1. Extensions de la protection conférée.

1.1. Contrairement à la revendication 1 du brevet européen tel que délivré, la nouvelle revendication 1 déposée le 8. juin 1994 ne fait pas état d'un conduit d'extraction (28), relié à la sortie de fluide chaud (16) et équipé d'un circuit dérivé de secours comprenant :

- une conduite (62) branchée en parallèle sur le conduit d'extraction (28) et communiquant avec celui-ci par un orifice d'entrée (64) et un orifice de sortie (66) ;

- un filtre "à très haute efficacité" (72) monté sur cette conduite (62), de manière à filtrer le fluide circulant dans cette dernière ;

- des moyens pour obturer le conduit d'extraction (28) entre ledit orifice d'entrée (64) et ledit orifice (66) ;

- un détecteur de radioactivité (76) dans le conduit d'extraction (28) ; et

- des moyens d'asservissement (78) reliant ce détecteur auxdits moyens d'obturation (68).

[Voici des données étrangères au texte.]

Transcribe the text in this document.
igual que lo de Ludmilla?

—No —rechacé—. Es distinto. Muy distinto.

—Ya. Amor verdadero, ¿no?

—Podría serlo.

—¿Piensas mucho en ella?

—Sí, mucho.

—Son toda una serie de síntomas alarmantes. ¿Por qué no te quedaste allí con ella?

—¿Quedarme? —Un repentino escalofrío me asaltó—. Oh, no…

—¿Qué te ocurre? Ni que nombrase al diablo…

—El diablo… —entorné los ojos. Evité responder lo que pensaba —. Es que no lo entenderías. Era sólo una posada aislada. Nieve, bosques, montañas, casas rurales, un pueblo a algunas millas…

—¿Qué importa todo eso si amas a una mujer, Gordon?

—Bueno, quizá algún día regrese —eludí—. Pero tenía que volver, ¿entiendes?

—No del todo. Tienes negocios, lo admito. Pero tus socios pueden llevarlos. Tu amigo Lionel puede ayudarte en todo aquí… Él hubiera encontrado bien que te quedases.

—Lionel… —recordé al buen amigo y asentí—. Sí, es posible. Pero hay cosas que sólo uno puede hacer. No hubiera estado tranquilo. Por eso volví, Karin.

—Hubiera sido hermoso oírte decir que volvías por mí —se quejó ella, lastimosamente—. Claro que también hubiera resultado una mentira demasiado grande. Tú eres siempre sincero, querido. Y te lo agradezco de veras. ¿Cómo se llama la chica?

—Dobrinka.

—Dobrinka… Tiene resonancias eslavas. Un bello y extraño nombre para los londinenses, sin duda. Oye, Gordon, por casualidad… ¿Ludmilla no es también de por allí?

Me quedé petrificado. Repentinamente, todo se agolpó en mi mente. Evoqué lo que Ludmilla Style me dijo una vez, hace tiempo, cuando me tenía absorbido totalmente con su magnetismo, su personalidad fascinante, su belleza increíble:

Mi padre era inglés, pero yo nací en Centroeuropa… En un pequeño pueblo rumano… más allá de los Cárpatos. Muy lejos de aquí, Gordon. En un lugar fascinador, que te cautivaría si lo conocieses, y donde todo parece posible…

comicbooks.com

Par ailleurs, on ne saurait soutenir qu'une limitation équivalente de la protection demandée résulte du fait qu'il est spécifié dans la nouvelle revendication 1 que :

- les matériaux (56) dégageant de la chaleur sont stockés "de façon à ce qu'aucun matériau ne se trouve dans la partie supérieure (69) du puits (10)" ;

- chaque puits (10) a une partie supérieure (60) située à une hauteur (h) prédéterminée d'une paroi supérieure du local (11), cette hauteur (h) étant au moins égale à l'épaisseur de la couche de fluide caloporteur chaud dans la partie supérieure du local (11) ; et que

- chaque puits (10) a une partie inférieure séparée de la partie inférieure dudit local (11) par un espace de répartition du fluide caloporteur froid.

Relativement à la revendication 1 du brevet européen tel que délivré, la nouvelle revendication 1 déposée le 8. juin 1994 définit par conséquent une protection étendue - voir point 4.1 de la décision G 2/88 (JO OEB 1990, 93), troisième alinéa statuant que, "si la modification apportée entraîne des changements dans les caractéristiques techniques qui font que, après la modification, l'objet technique des revendications a une portée autre que l'objet technique avant la modification, on se trouve alors en bonne logique devant une extension de la protection".

1.2. Le caractère contraignant des dispositions de l'article 123(3) CBE est souligné dans plusieurs passages de la décision G 1/93 (JO OEB 1994, p. 541), notamment au point 9 des motifs, où il est rappelé que cet article a pour objectif de protéger les intérêts des tiers en interdisant toute extension de la protection conférée par les revendications d'un brevet délivré, même si une telle extension trouve un fondement dans la demande telle qu'elle a été déposée.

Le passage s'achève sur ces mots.